Geçtiğimiz hafta Başbakan Ahmet Davutoğlu’nun görevini bırakacağını açıklamasının ardından bu önemli olayı aydınlatmak için çeşitli iddialar ortaya atıldı. Bazılarına göre bu noktaya gelinmiş olması Davutoğlu ile Cumhurbaşkanı Recep Tayyip Erdoğan arasındaki ideolojik farklılaşmadan kaynaklanıyordu. Erdoğan daha pratik-gerçekçi bir siyasete sahipken, Davutoğlu’nun aşkın-ahlaki bir siyaset gütmesinin ayrışmayı doğurduğu öne sürüldü. Bir başka iddiaya göre ise Erdoğan ve Davutoğlu arasındaki ayrışmanın nedeni siyasi yönelimlerindeki farklılaşmaydı. Yine, mevcut yönetim sistemindeki çarpıklıktan neşet eden yürütme erkindeki çift-başlılık sorununun cumhurbaşkanı ile başbakan arasındaki ayrışmayı doğuran ana etken olduğu ileri sürüldü. Bu analitik açıklama çabalarının yanı sıra siyasi-normatif anlamlandırma çabalarına da şahit olduk. Bazıları Davutoğlu’nu "vatana ve davaya ihanet etmekle" itham ederken ya da "partisinin işleyişini bozmakla" eleştirirken, bunun karşısında Davutoğlu’na karşı bir "vefasızlık" sergilendiği, "darbe yapıldığı" ya da "biat etmediği için ipinin çekildiği" dillendirildi.

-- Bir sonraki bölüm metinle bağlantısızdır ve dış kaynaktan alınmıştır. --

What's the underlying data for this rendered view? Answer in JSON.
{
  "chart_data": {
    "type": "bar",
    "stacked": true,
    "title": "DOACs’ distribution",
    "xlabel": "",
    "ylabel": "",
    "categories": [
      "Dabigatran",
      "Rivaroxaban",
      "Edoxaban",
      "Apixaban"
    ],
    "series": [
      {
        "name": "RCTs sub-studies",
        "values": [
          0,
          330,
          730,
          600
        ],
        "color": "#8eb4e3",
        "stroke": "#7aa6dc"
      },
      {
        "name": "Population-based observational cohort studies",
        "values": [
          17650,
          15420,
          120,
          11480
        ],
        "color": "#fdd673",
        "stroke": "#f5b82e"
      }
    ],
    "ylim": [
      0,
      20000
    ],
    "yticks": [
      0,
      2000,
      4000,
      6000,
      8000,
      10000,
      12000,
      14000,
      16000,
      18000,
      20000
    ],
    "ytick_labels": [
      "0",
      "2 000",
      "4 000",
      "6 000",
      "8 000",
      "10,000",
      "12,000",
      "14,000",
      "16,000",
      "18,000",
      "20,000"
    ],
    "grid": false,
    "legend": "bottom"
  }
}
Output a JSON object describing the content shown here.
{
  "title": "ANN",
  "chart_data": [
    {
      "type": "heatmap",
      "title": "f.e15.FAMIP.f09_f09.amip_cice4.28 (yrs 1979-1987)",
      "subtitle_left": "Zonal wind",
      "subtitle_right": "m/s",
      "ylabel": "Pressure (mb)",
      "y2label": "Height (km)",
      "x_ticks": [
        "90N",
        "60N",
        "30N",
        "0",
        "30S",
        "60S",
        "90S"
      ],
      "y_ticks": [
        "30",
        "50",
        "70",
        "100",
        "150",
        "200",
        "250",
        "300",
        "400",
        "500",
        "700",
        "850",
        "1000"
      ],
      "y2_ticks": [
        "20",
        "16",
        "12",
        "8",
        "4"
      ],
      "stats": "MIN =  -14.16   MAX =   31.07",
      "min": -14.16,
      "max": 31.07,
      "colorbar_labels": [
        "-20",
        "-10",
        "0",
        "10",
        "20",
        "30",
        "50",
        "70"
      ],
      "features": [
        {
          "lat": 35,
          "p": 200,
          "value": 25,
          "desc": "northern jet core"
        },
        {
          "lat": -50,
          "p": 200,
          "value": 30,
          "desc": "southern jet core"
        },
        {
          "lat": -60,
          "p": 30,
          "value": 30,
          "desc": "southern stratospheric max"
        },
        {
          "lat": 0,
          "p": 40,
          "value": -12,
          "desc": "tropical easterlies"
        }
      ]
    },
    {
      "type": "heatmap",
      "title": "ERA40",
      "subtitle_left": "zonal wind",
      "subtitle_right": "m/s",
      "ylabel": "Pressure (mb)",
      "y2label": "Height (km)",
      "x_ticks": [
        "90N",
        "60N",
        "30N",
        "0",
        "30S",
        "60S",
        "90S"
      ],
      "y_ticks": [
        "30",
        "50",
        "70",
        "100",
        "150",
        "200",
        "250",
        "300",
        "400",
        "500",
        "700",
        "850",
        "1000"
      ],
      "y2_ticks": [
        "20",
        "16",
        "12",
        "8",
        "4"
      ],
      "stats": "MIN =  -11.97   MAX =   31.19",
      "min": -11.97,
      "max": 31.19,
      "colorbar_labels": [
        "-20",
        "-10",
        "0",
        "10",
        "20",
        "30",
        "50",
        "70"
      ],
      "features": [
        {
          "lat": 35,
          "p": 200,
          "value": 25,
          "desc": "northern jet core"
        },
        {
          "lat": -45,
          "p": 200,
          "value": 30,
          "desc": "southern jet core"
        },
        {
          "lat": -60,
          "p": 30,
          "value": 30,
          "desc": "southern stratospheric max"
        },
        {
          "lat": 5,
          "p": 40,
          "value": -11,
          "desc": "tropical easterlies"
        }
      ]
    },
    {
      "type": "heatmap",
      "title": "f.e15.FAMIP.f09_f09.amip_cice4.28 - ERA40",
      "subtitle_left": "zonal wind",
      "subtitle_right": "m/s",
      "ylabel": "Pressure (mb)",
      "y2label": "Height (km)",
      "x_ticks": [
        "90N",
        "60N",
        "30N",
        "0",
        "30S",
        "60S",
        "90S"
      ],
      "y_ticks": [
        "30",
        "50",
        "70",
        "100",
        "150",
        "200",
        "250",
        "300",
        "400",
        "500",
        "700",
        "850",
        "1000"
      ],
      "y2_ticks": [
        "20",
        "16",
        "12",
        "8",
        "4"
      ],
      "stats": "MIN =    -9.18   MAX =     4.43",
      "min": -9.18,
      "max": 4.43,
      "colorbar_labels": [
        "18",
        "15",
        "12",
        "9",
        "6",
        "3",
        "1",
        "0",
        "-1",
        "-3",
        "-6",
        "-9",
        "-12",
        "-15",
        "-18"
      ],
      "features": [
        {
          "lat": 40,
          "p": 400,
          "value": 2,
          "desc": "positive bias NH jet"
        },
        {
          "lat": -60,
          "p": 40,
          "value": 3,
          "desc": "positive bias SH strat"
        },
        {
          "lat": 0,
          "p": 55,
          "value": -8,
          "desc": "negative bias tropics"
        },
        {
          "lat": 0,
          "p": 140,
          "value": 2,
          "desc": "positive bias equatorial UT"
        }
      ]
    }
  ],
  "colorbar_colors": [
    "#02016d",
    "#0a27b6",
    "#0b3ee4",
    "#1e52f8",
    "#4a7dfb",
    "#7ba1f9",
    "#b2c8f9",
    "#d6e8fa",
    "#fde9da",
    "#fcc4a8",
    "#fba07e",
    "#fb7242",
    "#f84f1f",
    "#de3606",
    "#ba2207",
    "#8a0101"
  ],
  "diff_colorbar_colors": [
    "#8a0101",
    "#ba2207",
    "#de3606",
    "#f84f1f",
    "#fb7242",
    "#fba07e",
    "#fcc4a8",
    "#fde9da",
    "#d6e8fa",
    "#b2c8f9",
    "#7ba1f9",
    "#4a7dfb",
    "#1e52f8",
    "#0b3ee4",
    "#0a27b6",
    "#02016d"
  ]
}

Meseleye yönelik bu siyasi-normatif argümanlar, anlama çabasından öte siyasi pozisyon alma çabasının birer dışa vurumu olarak değerlendirilebilir. Mevcut analitik açıklamalara baktığımızda ise daha farklı sorunlar olduğunu görmekteyiz. Erdoğan-Davutoğlu ikilisi arasındaki ideolojik ayrışmanın varlığını kabul etsek bile bunun böylesi büyük bir ayrışma için bir zemin teşkil edeceği şüphelidir. Kaldı ki, ideolojik ayrışma iddiası, en başından itibaren beraber çalışan ve uyumlu bir ilişki sergileyen ikilinin neden şimdi bir ayrışma yaşadığını açıklama noktasında eksik kalmaktadır. Yine, siyasi yönelimlerdeki farklılaşmanın ikili arasındaki ayrışmayı körüklediği doğruluk payı taşısa da bu iddiaları dillendirenler, bu iki aktörün siyasi yönelimlerinin birbirinden ne şekilde ayrıldığı ve neden şimdi bir ayrışmaya neden olduğu konusunda bizi tatmin edici bir cevaptan mahrum bırakmaktadırlar. Son olarak, yönetim sistemindeki çift-başlılık sorununun, iktidar olgusunun paylaşılmaz doğasının bir sonucu olarak, ikilinin arasının açılmasına zemin hazırladığını ancak kendi başına ayrışmayı açıklayamadığını söylemek zorundayız. Literatürde "cohabitation" olarak adlandırılan iktidarın paylaşılması durumunun mutlaka bir ayrışmayla sonuçlanmadığı, bazı zamanlarda iktidarı paylaşan aktörlerin iyi bir uyum sergilediği de gözden kaçırılmamalıdır. O halde, ayrışma yönetim sistemine atıfla sırf yapısal bir sorun olarak görülemez, aktörlerin eylemlerinin ve tutumlarının da belirleyiciliği söz konusudur. Daha spesifik bir ifadeyle, Davutoğlu "ikinci adam" olmayı kabul etmiş olsaydı ya da Erdoğan Davutoğlu’na daha geniş bir hareket alanı bırakmış olsaydı bu yapısal handikap bir ayrışmayla sonuçlanmayabilirdi. Peki bu ayrışmanın temel nedeni nedir? Bu soruyu cevaplamak için AK Parti siyasetinin genel çerçevesine ve tarihi dönüşümlerine bakmamız gerekmektedir. AK Parti tipik bir siyasi parti olmanın ötesinde Türkiye siyasetinde radikal bir kırılmanın aktörü olarak ortaya çıktı. Tipik bir siyasi parti misyonunu toplumdaki belli değer ve çıkarları siyaset kurumuna taşımakla sınırlandırır. AK Parti ise belli toplumsal değer ve çıkarları siyaset kurumuna taşımanın ötesine giderek siyasi-toplumsal yapının bizzat kendisini dönüştürme hedefi güden bir parti oldu. Bu, yeni bir toplumsal gerçekliğin üretilmesi anlamını taşıyordu. AK Parti siyasetini ayrıcalıklı ve etkin kılan bu gerçeklik, ulus-devlet zemininde gerçekleştiğinden üç boyutlu bir durum -ulusal, bölgesel ve küresel- arzetmekteydi.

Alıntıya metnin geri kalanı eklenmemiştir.